Maintain the minimal state necessary to validate the greedy decision.
Steps:
- Sort or preprocess as needed.
- Iterate and pick the best local option.
- Track the current solution.
Example
Input: pattern = "IIIDIDDD"
Output: "123549876"
Explanation:
At indices 0, 1, 2, and 4 we must have that num[i] < num[i+1].
At indices 3, 5, 6, and 7 we must have that num[i] > num[i+1].
Some possible values of num are "245639871", "135749862", and "123849765".
It can be proven that "123549876" is the smallest possible num that meets the conditions.

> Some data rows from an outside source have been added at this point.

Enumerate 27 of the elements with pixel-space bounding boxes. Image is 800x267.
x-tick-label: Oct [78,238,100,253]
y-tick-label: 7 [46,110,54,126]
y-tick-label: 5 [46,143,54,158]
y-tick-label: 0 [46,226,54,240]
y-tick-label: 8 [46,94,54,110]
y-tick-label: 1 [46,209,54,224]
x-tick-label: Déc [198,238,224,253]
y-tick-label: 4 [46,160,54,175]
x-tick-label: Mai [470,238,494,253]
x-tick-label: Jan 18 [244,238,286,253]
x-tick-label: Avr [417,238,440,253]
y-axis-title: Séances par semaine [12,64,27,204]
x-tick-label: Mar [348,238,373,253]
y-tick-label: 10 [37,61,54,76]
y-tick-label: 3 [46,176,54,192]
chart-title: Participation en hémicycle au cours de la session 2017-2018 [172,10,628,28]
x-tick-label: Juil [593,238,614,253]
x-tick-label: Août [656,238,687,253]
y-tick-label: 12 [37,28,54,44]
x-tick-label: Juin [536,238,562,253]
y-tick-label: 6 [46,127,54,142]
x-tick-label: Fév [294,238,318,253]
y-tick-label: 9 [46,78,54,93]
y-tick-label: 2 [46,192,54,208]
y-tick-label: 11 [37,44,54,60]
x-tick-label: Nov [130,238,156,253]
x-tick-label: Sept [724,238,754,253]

Note that "123414321" is not possible because the digit '1' is used more than once.
Python Solution
class Solution:
def smallestNumber(self, pattern: str) -> str:
def dfs(u):
nonlocal ans
if ans:
return
if u == len(pattern) + 1:
ans = ''.join(t)
return
for i in range(1, 10):
if not vis[i]:
if u and pattern[u - 1] == 'I' and int(t[-1]) >= i:
continue
if u and pattern[u - 1] == 'D' and int(t[-1]) <= i:
continue
vis[i] = True
t.append(str(i))
dfs(u + 1)
vis[i] = False
t.pop()
vis = [False] * 10
t = []
ans = None
dfs(0)
return ans
Complexity
The time complexity is O(n log n). The space complexity is O(1) to O(n).
Edge Cases and Pitfalls
Watch for boundary values, empty inputs, and duplicate values where applicable. If the problem involves ordering or constraints, confirm the invariant is preserved at every step.
Summary
This Python solution focuses on the essential structure of the problem and keeps the implementation interview-friendly while meeting the constraints.